In other words, when you’re older you enjoy the positive parts of the relationship, and let the negative ones roll off your back. On the other hand, young people at the beginning of their relationships tend to focus on the negative aspects, which feeds their anxieties about marriage (and its potential end).
The differences across the ages may have something to do with the perception of time being endless (when one is young) vs. finite (when one is older). This major difference can make people view – and value – social interactions quite differently. Whatever the explanation, it seems that our own changing attitudes towards marriage – what we highlight in our own minds – may have a lot to do with the benefits we reap from it.
There are risks involved in taking any plunge in life. And there are clearly certain risks to marriage (namely divorce). But the overwhelming evidence suggests that if it is a satisfying one, the pros generally outweigh the cons.
'...Negative marital processes have a bigger effect on the mental health of the younger people, and positive marital processes are much more important to the older people.'
It’s easy to focus on the negatives, since the unhappy and dramatic endings are so often what are spotlighted in the media. But as in other walks of life, shifting focus away from the risks and back to the benefits may be key. This shift in perspective – in which the negatives become less important than the positives – seems to occur naturally as we age, which may be why older people find so many physical and mental benefits to marriage,. So perhaps the trick is to try to change our focus earlier in life, so that we can enjoy the same benefits without all the anxieties from a younger age.
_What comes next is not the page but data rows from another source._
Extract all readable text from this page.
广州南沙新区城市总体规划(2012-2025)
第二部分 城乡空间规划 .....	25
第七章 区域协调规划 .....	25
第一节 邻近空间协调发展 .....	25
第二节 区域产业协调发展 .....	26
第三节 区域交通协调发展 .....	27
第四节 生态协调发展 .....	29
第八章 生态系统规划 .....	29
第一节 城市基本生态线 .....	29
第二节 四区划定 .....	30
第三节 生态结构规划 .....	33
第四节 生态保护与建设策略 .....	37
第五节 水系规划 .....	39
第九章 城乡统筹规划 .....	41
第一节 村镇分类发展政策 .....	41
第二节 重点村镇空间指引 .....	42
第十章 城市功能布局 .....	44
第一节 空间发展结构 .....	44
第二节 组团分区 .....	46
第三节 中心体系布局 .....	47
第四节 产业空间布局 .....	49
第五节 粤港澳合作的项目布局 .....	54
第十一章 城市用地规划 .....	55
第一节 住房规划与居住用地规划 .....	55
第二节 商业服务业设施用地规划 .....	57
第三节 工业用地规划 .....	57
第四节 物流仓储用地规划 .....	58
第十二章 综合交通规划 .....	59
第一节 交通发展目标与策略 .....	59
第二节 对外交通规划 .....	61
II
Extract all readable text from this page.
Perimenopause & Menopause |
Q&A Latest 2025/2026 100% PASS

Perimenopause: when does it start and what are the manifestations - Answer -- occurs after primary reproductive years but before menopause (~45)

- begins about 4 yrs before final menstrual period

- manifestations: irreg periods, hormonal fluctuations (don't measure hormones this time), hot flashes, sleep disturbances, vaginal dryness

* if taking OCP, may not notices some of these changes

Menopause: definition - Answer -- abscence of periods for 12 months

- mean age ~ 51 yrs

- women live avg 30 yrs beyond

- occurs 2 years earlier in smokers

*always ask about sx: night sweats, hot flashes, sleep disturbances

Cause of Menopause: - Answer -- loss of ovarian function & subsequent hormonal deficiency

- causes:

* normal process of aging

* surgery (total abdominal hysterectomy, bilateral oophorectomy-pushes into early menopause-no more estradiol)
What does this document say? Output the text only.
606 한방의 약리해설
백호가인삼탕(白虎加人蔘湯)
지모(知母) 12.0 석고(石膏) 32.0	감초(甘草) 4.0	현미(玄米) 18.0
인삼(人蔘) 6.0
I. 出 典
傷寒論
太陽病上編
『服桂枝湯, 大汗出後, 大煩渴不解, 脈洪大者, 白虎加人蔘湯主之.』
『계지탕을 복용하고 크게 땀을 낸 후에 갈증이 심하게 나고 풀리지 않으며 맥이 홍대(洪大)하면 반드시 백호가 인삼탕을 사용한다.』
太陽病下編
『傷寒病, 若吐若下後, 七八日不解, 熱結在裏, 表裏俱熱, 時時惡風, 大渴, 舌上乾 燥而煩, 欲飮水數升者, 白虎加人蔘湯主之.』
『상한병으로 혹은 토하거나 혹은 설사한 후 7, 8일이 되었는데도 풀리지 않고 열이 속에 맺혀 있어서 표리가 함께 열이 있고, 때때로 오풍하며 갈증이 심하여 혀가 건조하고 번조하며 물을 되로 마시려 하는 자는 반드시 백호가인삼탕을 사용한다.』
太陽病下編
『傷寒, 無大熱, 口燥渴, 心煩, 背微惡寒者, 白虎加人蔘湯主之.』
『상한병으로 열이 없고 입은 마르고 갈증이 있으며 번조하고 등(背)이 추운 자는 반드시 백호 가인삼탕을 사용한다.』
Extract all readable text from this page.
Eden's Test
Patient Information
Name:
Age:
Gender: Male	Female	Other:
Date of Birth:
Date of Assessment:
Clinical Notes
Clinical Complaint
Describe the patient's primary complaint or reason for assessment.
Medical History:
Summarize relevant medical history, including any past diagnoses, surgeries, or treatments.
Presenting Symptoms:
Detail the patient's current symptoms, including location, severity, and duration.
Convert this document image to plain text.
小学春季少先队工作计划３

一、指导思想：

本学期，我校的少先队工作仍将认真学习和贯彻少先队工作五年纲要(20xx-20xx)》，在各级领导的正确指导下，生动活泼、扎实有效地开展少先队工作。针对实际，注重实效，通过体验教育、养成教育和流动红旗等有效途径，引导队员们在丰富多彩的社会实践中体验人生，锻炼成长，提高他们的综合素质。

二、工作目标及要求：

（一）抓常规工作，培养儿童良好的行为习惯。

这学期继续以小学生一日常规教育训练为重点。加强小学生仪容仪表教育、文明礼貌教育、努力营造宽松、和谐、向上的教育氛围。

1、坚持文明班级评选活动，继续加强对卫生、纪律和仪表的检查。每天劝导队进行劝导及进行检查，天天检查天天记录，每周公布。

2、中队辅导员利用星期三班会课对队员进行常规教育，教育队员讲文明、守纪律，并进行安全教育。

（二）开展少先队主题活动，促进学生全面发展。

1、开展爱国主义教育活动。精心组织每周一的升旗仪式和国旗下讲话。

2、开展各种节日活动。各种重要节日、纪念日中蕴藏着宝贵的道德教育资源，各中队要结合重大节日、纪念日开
Relationships vary widely and deciding to marry or not is a personal choice. But given that strong marriages seem to offer a host of benefits, avoiding marriage because of the prospect of divorce alone may be just the kind of negative thinking that can undermine a relationship. Though it may be easier said than done, taking the plunge if one is interested in doing so – and taking it seriously but not too seriously – may be worth it in the long run.